- |
- İlk yorumlayan ol!
- yazı boyutu yazı boyutunu küçült Yazı boyutu büyüt
بسم الله الرحمن الرحيم
El-Raye Gazetesi
Türkiye Rejimi ve Kan Ticareti!
Hizb-ut Tahrir Suriye Vilayeti Medya Bürosu Başkanı Üstad Ahmed Abdulvahab’ın Kaleminden
Uluslararası siyasetteki mevcut siyasi denklemlerin ölçüsü, çıkar ve maddi menfaat dengesine dayanmaktadır. Bünyesinde tüm insani, ahlaki ve hatta ruhi değerleri bile ortadan kaldıracak bir dizi özelliği taşıyan ve hala da taşımaya devam eden bu ölçünün en önemlisi, ondaki çıkarın sabit olmaması ve koşullara ve vakıalara göre değişmesidir. Zira dünün dostları, çıkar sona erdiğinde yarın düşman olabilecekleri gibi bunun tam tersi de olabilir. Yani bugün siyaset dünyasında ortak olan, yarın köle pazarında satılık bir metaya dönüştürülebilir. Dolayısıyla çıkara dayalı ilişki, çıkarın sona ermesiyle biten geçici bir ilişkidir. Ayrıca siyasi eylemlerin ölçüsü olan çıkar, kendisinden daha büyük çıkarlar için pazarlığa açıktır; bu da hayati meseleleri, müteahhitlerin elinde satışa açık bir hale getirmektedir. Belki de Şam devrimi, bunun canlı bir örneğidir.
Müteahhit politikacılar için en dikkat çekici olan; manipüle etme, dalavere, haramı helal helali haram kılma kabiliyetleri, başkalaşma, renk değiştirme ve sorumluluklarından kaçınma imkanları ve ellerinden geldiğince pusulayı saptırmaya ve teknenin yönünü değiştirmeye hazır olmalarıdır; zira her ne zaman çıkarlarının gerçekleşeceğini görseler, bu hususta içerisinde zulmü, kurnazlığı, aldatmayı, yalanı, gerçekleri çarpıtmayı barındıran “gaye vasıtayı meşru kılar” kaidesine dayanmaktadırlar. Tüm bunları, davulcu simsarlardan ve çıkarcı yamalı ekiplerden oluşan buldozer orduların yardımıyla haklı çıkarmaya hazır oldukları gibi sorumluluğu başkalarına yüklemeye ve insanların kanıyla ticaret yapan yatırımcıyı da aklamaya hazırdırlar.

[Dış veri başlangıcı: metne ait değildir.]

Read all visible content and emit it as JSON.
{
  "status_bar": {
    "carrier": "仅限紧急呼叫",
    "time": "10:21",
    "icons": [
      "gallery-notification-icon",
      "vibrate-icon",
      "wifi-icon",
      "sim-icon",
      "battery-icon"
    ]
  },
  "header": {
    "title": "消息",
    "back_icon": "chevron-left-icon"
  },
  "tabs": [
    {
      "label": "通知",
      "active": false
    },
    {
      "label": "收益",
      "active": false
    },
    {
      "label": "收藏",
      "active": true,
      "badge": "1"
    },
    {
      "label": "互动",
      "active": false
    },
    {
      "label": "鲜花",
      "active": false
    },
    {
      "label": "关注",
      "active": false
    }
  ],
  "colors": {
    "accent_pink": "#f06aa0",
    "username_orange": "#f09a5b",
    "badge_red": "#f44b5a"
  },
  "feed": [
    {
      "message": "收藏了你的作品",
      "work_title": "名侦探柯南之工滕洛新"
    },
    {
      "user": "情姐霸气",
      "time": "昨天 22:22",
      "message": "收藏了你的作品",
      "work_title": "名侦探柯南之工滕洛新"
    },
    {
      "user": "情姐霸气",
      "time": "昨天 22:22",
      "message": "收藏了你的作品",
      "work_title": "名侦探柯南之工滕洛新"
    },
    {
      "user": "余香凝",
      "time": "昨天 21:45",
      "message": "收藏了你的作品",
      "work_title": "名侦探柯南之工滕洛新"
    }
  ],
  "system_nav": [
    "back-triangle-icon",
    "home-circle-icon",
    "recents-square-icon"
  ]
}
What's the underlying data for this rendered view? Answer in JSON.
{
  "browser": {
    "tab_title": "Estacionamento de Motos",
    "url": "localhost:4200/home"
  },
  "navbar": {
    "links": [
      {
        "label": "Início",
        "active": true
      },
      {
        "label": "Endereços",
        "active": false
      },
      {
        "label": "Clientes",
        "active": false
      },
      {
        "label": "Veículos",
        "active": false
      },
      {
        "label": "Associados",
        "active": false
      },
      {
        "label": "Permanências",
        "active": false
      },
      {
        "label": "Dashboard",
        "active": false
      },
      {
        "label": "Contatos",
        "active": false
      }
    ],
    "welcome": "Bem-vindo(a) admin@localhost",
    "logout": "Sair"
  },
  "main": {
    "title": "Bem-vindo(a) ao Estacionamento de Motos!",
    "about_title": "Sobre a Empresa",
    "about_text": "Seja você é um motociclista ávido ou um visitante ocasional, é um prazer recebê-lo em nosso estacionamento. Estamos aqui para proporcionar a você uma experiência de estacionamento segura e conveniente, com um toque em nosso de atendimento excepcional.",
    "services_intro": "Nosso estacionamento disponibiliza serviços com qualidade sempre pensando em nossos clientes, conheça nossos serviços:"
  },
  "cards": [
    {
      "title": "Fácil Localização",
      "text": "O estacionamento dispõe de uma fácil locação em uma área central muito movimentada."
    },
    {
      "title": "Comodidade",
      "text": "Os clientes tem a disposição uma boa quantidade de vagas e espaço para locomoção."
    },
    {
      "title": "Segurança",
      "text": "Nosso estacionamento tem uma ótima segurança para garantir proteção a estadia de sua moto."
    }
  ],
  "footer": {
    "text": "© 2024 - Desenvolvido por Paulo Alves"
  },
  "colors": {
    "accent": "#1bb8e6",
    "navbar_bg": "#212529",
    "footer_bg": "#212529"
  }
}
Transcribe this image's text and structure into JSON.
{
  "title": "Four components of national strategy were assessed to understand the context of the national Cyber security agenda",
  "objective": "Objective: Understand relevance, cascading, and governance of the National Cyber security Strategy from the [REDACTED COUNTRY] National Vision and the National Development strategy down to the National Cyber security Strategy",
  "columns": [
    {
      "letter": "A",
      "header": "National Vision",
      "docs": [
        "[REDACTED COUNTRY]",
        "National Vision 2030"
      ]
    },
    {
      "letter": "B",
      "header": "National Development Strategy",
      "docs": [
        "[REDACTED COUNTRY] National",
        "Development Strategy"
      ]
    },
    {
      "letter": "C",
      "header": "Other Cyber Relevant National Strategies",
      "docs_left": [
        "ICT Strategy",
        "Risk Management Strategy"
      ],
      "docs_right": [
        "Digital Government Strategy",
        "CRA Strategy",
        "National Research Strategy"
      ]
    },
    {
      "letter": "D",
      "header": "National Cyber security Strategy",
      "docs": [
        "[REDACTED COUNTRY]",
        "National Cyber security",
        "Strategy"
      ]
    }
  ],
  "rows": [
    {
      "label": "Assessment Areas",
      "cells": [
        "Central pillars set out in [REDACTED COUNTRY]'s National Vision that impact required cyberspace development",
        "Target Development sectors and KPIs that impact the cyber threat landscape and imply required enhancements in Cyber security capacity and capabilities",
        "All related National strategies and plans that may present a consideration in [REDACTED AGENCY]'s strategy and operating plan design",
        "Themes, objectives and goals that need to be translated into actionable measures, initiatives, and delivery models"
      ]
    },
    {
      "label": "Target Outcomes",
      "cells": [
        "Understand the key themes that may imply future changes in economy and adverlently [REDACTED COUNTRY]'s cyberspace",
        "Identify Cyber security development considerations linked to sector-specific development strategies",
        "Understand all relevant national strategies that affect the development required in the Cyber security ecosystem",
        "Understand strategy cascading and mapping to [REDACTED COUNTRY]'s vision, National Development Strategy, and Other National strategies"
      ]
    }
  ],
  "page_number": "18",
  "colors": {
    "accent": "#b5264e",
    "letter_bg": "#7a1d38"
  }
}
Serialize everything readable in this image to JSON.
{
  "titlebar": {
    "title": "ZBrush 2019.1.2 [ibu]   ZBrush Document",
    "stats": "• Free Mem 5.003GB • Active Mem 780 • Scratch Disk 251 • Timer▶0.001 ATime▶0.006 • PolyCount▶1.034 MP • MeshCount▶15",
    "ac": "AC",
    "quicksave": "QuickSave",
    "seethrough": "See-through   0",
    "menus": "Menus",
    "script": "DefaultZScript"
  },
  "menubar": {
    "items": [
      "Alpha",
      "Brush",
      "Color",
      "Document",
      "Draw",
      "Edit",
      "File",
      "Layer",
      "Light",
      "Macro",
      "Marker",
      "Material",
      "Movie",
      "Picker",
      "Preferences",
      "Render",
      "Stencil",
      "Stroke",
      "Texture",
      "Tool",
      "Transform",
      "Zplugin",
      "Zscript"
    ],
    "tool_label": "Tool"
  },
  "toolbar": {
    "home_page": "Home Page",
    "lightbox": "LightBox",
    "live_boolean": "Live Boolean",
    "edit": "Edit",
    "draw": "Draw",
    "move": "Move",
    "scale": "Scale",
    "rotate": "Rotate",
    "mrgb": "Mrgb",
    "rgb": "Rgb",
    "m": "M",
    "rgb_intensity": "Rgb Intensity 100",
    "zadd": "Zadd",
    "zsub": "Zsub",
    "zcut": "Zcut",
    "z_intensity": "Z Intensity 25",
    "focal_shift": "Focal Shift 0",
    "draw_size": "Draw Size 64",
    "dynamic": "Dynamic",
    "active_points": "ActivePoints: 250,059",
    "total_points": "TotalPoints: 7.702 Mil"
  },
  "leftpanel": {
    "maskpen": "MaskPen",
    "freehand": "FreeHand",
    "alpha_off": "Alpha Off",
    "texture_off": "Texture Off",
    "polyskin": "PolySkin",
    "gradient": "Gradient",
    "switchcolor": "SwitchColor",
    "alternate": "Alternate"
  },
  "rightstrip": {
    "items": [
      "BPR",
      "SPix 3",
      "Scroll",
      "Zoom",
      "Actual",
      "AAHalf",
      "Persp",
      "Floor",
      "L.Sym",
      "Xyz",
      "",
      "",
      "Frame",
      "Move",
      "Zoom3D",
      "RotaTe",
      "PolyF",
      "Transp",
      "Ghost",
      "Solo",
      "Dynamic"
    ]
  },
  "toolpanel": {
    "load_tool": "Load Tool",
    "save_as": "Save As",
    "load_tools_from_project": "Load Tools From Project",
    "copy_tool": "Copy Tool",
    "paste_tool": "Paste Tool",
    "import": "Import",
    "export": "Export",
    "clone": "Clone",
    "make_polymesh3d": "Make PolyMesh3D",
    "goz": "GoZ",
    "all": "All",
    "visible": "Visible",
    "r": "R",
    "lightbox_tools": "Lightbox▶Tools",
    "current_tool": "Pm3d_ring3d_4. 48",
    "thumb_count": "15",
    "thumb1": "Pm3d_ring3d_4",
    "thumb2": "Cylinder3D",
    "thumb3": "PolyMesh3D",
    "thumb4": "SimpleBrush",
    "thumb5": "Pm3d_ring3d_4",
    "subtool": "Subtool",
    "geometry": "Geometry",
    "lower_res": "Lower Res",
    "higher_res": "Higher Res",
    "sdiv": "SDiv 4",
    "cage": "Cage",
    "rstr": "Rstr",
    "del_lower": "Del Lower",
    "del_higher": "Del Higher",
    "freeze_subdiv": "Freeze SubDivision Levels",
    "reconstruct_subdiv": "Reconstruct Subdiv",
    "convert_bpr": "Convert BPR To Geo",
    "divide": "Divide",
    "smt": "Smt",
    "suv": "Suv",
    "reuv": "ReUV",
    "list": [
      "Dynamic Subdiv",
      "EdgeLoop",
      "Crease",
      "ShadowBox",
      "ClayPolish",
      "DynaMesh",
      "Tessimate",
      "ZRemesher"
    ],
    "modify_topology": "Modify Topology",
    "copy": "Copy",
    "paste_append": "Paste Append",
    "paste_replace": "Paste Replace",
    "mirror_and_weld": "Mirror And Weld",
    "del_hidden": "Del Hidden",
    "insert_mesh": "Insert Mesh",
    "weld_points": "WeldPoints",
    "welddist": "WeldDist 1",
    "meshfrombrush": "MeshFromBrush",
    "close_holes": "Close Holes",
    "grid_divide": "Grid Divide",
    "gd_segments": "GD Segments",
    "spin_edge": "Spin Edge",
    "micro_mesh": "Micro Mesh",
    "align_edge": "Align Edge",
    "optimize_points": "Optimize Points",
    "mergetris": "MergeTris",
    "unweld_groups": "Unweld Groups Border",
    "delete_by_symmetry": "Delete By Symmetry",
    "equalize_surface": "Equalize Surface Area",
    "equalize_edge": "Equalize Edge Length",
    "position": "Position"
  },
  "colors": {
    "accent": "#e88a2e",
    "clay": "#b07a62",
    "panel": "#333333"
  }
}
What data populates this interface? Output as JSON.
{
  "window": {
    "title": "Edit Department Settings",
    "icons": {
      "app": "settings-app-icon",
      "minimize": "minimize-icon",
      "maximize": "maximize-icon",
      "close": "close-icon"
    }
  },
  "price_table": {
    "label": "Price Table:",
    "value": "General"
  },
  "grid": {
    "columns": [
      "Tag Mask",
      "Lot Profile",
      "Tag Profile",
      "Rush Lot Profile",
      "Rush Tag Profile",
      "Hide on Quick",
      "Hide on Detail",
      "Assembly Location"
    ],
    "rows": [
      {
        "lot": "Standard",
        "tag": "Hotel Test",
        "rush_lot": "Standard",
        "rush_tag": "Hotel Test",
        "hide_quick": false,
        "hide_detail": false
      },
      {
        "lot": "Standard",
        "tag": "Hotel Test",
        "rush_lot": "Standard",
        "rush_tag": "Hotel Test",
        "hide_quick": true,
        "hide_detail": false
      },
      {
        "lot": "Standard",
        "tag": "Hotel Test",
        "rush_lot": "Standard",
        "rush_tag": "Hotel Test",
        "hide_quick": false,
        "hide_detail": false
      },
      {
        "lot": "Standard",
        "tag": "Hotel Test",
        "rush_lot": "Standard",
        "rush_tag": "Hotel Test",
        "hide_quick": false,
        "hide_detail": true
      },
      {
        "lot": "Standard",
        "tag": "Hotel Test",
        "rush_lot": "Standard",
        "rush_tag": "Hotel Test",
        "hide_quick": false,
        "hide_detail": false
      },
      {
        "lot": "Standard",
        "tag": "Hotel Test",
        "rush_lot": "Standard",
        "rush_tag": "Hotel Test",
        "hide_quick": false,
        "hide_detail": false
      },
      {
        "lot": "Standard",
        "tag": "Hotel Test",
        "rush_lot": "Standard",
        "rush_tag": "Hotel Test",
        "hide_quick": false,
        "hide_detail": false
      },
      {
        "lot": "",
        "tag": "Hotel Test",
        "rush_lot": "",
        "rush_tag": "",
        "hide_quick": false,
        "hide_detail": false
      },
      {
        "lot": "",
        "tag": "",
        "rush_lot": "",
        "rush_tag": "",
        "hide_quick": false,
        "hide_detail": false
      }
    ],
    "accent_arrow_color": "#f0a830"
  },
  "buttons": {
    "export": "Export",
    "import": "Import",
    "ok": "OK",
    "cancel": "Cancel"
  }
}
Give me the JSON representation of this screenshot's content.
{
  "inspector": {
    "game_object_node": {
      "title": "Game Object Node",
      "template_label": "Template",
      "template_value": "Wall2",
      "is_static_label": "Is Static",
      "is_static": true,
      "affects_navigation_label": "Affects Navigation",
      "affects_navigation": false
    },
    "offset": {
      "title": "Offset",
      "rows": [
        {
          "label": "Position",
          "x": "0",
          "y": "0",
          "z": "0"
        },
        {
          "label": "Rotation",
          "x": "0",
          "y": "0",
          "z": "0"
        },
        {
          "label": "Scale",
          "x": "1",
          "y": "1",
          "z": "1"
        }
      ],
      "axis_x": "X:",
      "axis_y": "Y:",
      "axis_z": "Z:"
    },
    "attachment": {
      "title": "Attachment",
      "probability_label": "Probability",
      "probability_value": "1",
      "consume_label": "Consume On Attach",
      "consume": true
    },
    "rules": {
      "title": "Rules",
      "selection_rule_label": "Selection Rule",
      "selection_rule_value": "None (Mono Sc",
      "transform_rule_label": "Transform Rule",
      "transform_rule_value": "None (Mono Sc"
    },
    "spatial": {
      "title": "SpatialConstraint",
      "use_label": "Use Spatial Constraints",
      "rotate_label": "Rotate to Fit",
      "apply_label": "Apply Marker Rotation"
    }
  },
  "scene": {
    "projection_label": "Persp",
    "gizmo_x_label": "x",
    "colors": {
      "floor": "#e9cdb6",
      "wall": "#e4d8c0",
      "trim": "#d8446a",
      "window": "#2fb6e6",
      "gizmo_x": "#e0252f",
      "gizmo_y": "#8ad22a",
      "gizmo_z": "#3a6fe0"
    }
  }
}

Bizi Türkiye rejimi hakkında konuşmaya sevk eden işte budur; zira onun Suriye devrimindeki rolü, Suriye’deki kan ticaretinin ana yatırımcılarından biri olmasıdır ve yukarıda belirtilenler de ona uygun düşmektedir. Çünkü uluslararası düzeyde, Türkiye iç düzeyinde, hatta Şam halkının umutları, acıları ve hayalleri düzeyinde Suriye devriminin ticaretini yapmakta çok başarılı olmuştur. Nitekim Türkiye rejimi, Şam devriminin başlangıcında, Halep kırmızı çizgimizdir ve ikinci bir Hama’ya izin vermeyeceğiz şeklindeki açıklamalarıyla Şam halkını aldatmayı başarmış ve onları, devrimlerinin stratejik müttefiki ve sadık dostu olduğuna ve devrimin zaferinin ya da en azından yenilgiye uğramamasının tek garantörü olduğuna ikna edebilmiştir. Böylece grup sisteminin liderlerini birbirine bağlayıp kararlarına el koyabilmiş ve onları, özgürleştirmek adına kan, ruh ve canları feda ettikleri bölgelerin geniş alanlarını terk etmeye sevk edebilmiştir. Ayrıca Şam tiranı lehine zaman kazanmak için onları faydasız uzun vadeli uluslararası müzakereler tüneline sokmayı ve onları bir ateşkes tuzağına düşürmeyi başarmış ve bunun sonucunda kuzey Suriye’ye göç başlamıştır. Yine onların birçoğunu, Azerbaycan ve Libya’da Amerika’nın menfaati için savaşan, Suriye-Türkiye sınırı boyunca kendi ulusal güvenliğini savunan ve Suriye rejimini devirmek ve İslam’ın yönetimini kurmak için harcanması gereken devasa enerjileri tüketen paralı askerlere dönüştürmeyi de başarmıştır. Bütün bunlar herkes tarafından anlaşılacak ancak belki de çok geç olacak. Nitekim uluslararası toplum, uzun zaman önce Suriye devrimine kürtaj yaptırmak için bir ihale ilan etmişti ve Türkiye rejimi, ulusal güvenliği ve iktidarda kalma düzeyinde bazı kişisel kazanımlar elde etmek amacıyla bu ihaleyi kazanmak ve devrime en düşük fiyata kürtaj yaptırmak için çalıştı.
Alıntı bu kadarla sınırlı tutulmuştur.